Cuando cumplí dieciocho años recibí una carta oficial para hacer la mili. Solicité una prórroga por estudios universitarios y poco después se suspendió el servicio militar obligatorio. Yo lo percibía como un anacronismo, una cosa rancia y antigua que apestaba a franquismo trasnochado, incomprensible en el siglo recién estrenado. Y vi su fin como algo inevitable, algo que no tenía ya cabida en el país moderno en el que vivía. La guerra quedaba entonces lejana, un asunto de novelería o de lugares que solo existían en la tele, una barbarie que el progreso había desterrado para siempre de la realidad española. Los Balcanes eran entonces una anomalía, no por cercana menos ajena. Eran Europa, pero una Europa rara, distinta de Londres o París o Roma, esas ciudades cuyo esplendor admirábamos, una Europa atrasada en la que nadie había estado y con la que no nos identificábamos. Las palabras que dirigían y alimentaban aquella guerra nunca nos alcanzarían.
Con la guerra de Ucrania y el genocidio de Gaza, la retórica bélica ha vuelto a la actualidad, ahora en boca de políticos de la Unión Europea y en ministros españoles. Defienden el rearme, la seguridad por encima del diálogo, la amenaza por encima de la diplomacia. Y ya hay voces que hablan de rescatar el servicio militar obligatorio, vigente en 2024 en trece países europeos: Austria, Estonia, Dinamarca, Finlandia, Grecia, Letonia, Lituania, Noruega, Suecia, Chipre, Suiza, Moldavia y Ucrania.

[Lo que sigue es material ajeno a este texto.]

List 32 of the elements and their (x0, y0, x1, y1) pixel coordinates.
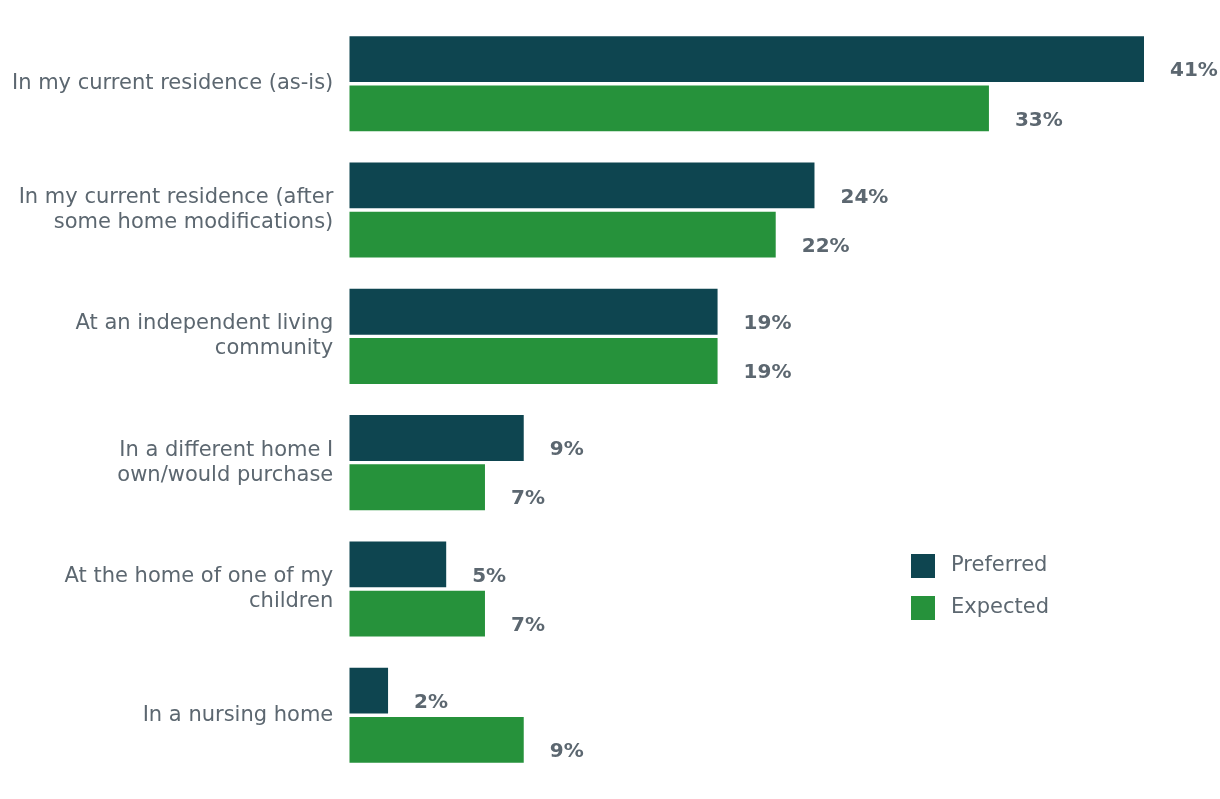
bar (349, 667, 389, 714)
bar (349, 36, 1144, 83)
y-tick-label: In a nursing home (142, 701, 334, 726)
bar (349, 338, 718, 384)
data-label: 2% (414, 688, 449, 713)
y-tick-label: At an independent living community (75, 310, 334, 360)
bar (349, 541, 447, 588)
data-label: 5% (472, 562, 507, 587)
bar (349, 162, 815, 209)
data-label: 7% (510, 485, 545, 510)
y-tick-label: In my current residence (as-is) (11, 70, 334, 95)
data-label: 22% (801, 232, 850, 257)
legend-label: Preferred (951, 552, 1048, 577)
bar (349, 211, 776, 258)
y-tick-label: In my current residence (after some home modifications) (18, 183, 334, 234)
bar (349, 716, 524, 763)
data-label: 9% (549, 436, 584, 461)
legend-label: Expected (951, 594, 1049, 619)
data-label: 19% (743, 359, 792, 384)
bar (349, 85, 989, 132)
y-tick-label: At the home of one of my children (64, 562, 334, 612)
bar (349, 464, 485, 511)
bar (349, 288, 718, 335)
bar (349, 590, 485, 637)
bar (349, 415, 524, 461)
data-label: 41% (1170, 57, 1218, 82)
data-label: 7% (510, 611, 545, 636)
data-label: 33% (1014, 106, 1063, 131)
y-tick-label: In a different home I own/would purchase (117, 436, 334, 486)
data-label: 19% (743, 309, 792, 334)
data-label: 24% (840, 183, 889, 208)
data-label: 9% (549, 738, 584, 763)
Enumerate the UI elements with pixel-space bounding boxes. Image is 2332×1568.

Pienso lo mismo que pensaba con dieciocho años, y lo mismo que piensan los personajes de estos dos excelentes relatos de Stefan Zweig: conmigo que no cuenten. Antes que empuñar un arma prefiero mil veces la cárcel o el exilio. «El individuo siempre es más fuerte que los conceptos, solo tiene que seguir siendo él mismo, seguir fiel a su voluntad. Solo tiene que saber que es un hombre y querer seguir siéndolo, entonces esas palabras que lo rodean, con las que ahora se quiere cloroformizar a la gente, patria, deber, heroísmo, esas palabras se vuelven pura cháchara, charlatanería que apesta a sangre, a sangre humana caliente, viva. Sé sincero, ¿la patria te parece tan importante como tu vida?»

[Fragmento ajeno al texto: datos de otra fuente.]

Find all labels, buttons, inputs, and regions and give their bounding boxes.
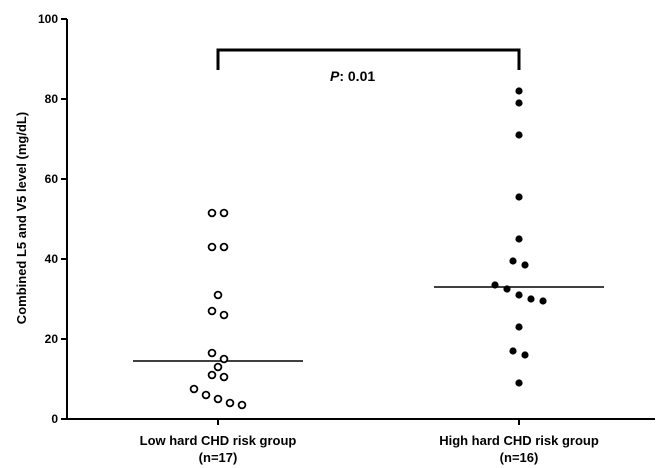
- data-point: [213, 362, 223, 372]
- x-axis: [67, 418, 655, 425]
- data-points: [189, 87, 547, 410]
- p-value-value: : 0.01: [339, 68, 375, 84]
- data-point: [515, 235, 523, 243]
- data-point: [539, 297, 547, 305]
- data-point: [201, 390, 211, 400]
- y-tick-label: 60: [45, 172, 59, 186]
- data-point: [213, 394, 223, 404]
- data-point: [509, 347, 517, 355]
- data-point: [219, 208, 229, 218]
- data-point: [207, 306, 217, 316]
- data-point: [207, 370, 217, 380]
- data-point: [207, 348, 217, 358]
- data-point: [515, 291, 523, 299]
- data-point: [515, 193, 523, 201]
- p-value-annotation: P: 0.01: [330, 68, 375, 84]
- data-point: [515, 87, 523, 95]
- data-point: [219, 310, 229, 320]
- data-point: [515, 131, 523, 139]
- y-axis: 0 20 40 60 80 100: [38, 12, 68, 426]
- data-point: [219, 372, 229, 382]
- category-label: Low hard CHD risk group: [140, 433, 297, 448]
- data-point: [237, 400, 247, 410]
- category-count-label: (n=16): [500, 450, 539, 465]
- category-labels: Low hard CHD risk group (n=17) High hard C…: [140, 433, 599, 465]
- y-axis-title: Combined L5 and V5 level (mg/dL): [14, 112, 29, 324]
- data-point: [491, 281, 499, 289]
- data-point: [509, 257, 517, 265]
- data-point: [515, 379, 523, 387]
- data-point: [527, 295, 535, 303]
- data-point: [225, 398, 235, 408]
- data-point: [521, 351, 529, 359]
- data-point: [213, 290, 223, 300]
- data-point: [207, 208, 217, 218]
- y-tick-label: 20: [45, 332, 59, 346]
- data-point: [219, 242, 229, 252]
- data-point: [515, 323, 523, 331]
- data-point: [189, 384, 199, 394]
- data-point: [207, 242, 217, 252]
- p-value-label: P: [330, 68, 340, 84]
- data-point: [515, 99, 523, 107]
- significance-bracket: [216, 48, 521, 70]
- y-tick-label: 100: [38, 12, 58, 26]
- category-label: High hard CHD risk group: [439, 433, 599, 448]
- median-lines: [133, 286, 604, 362]
- data-point: [503, 285, 511, 293]
- category-count-label: (n=17): [199, 450, 238, 465]
- data-point: [219, 354, 229, 364]
- y-tick-label: 0: [51, 412, 58, 426]
- y-tick-label: 80: [45, 92, 59, 106]
- y-tick-label: 40: [45, 252, 59, 266]
- data-point: [521, 261, 529, 269]
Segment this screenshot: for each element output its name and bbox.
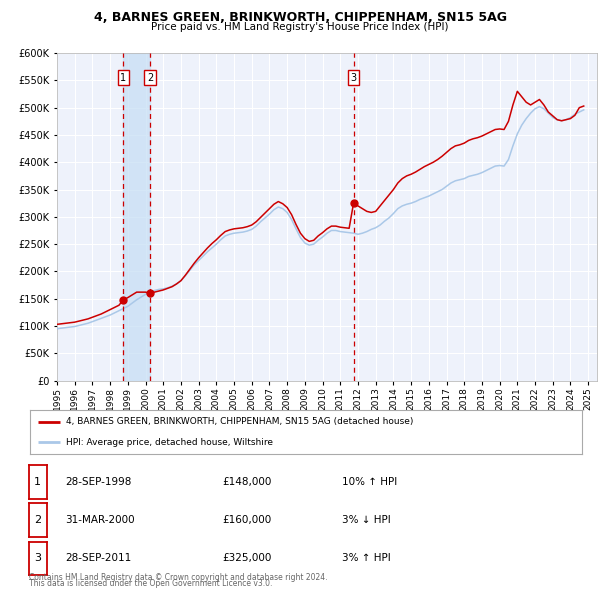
Text: 1: 1 (34, 477, 41, 487)
Text: 2: 2 (34, 515, 41, 525)
Text: 4, BARNES GREEN, BRINKWORTH, CHIPPENHAM, SN15 5AG (detached house): 4, BARNES GREEN, BRINKWORTH, CHIPPENHAM,… (66, 418, 413, 427)
Text: 2: 2 (147, 73, 153, 83)
Text: 3% ↓ HPI: 3% ↓ HPI (342, 515, 391, 525)
Text: This data is licensed under the Open Government Licence v3.0.: This data is licensed under the Open Gov… (29, 579, 272, 588)
Text: Contains HM Land Registry data © Crown copyright and database right 2024.: Contains HM Land Registry data © Crown c… (29, 573, 328, 582)
Text: 3% ↑ HPI: 3% ↑ HPI (342, 553, 391, 563)
Text: £148,000: £148,000 (222, 477, 271, 487)
Bar (124, 53, 150, 381)
Text: HPI: Average price, detached house, Wiltshire: HPI: Average price, detached house, Wilt… (66, 438, 273, 447)
Text: 4, BARNES GREEN, BRINKWORTH, CHIPPENHAM, SN15 5AG: 4, BARNES GREEN, BRINKWORTH, CHIPPENHAM,… (94, 11, 506, 24)
Text: 28-SEP-1998: 28-SEP-1998 (65, 477, 131, 487)
Text: £160,000: £160,000 (222, 515, 271, 525)
Text: 1: 1 (121, 73, 127, 83)
Text: Price paid vs. HM Land Registry's House Price Index (HPI): Price paid vs. HM Land Registry's House … (151, 22, 449, 32)
Text: 10% ↑ HPI: 10% ↑ HPI (342, 477, 397, 487)
Text: £325,000: £325,000 (222, 553, 271, 563)
Text: 31-MAR-2000: 31-MAR-2000 (65, 515, 134, 525)
Text: 3: 3 (350, 73, 356, 83)
Text: 28-SEP-2011: 28-SEP-2011 (65, 553, 131, 563)
Text: 3: 3 (34, 553, 41, 563)
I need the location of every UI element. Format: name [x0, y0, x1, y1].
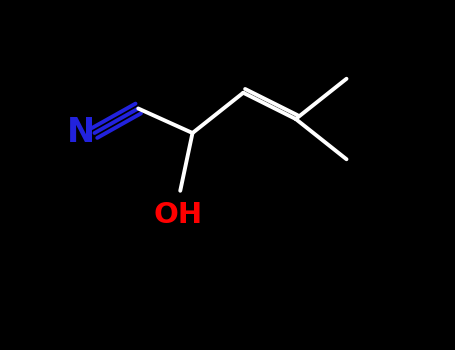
Text: OH: OH	[154, 201, 203, 229]
Text: N: N	[66, 117, 95, 149]
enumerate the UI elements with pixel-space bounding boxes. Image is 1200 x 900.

La paz es un imperativo moral, igual que la no violencia en cualquier ámbito de la vida, y está por encima de cualquier noción de patria o pertenencia. Hay pocas cosas que tenga tan claras en la vida. No voy a matar a nadie ni agredir a nadie por que alguien me lo ordene. Y se puede argumentar de mil maneras, aunque últimamente esta frase del fotógrafo Erich Hartmann es la que más me convence: «La guerra es un lugar donde jóvenes que no se conocen y no se odian se matan entre sí por la decisión de viejos que se conocen y se odian, pero no se matan».
Me gusta mucho este fragmento de Obligación impuesta:
«No dejaré que me arrebaten nada por un pedazo de papel, no reconoceré ninguna ley que lleve al asesinato. No inclinaré la cerviz por razón de autoridad. A vosotros, los hombres, os han corrompido las ideologías, pensáis en política y en ética; nosotras, las mujeres, todavía sentimos con el corazón. Yo también sé lo que significa la patria, pero además me doy cuenta de en qué se ha convertido hoy: asesinato y esclavitud. Se puede pertenecer a un pueblo, pero cuando los pueblos se vuelven locos, no hay por qué seguirlos».
Ojalá la gente dejara de seguir a los pueblos que se vuelven locos. Israel, Rusia, Estados Unidos. Locos de nacionalismo, de delirio narcisista y de afán de dominación.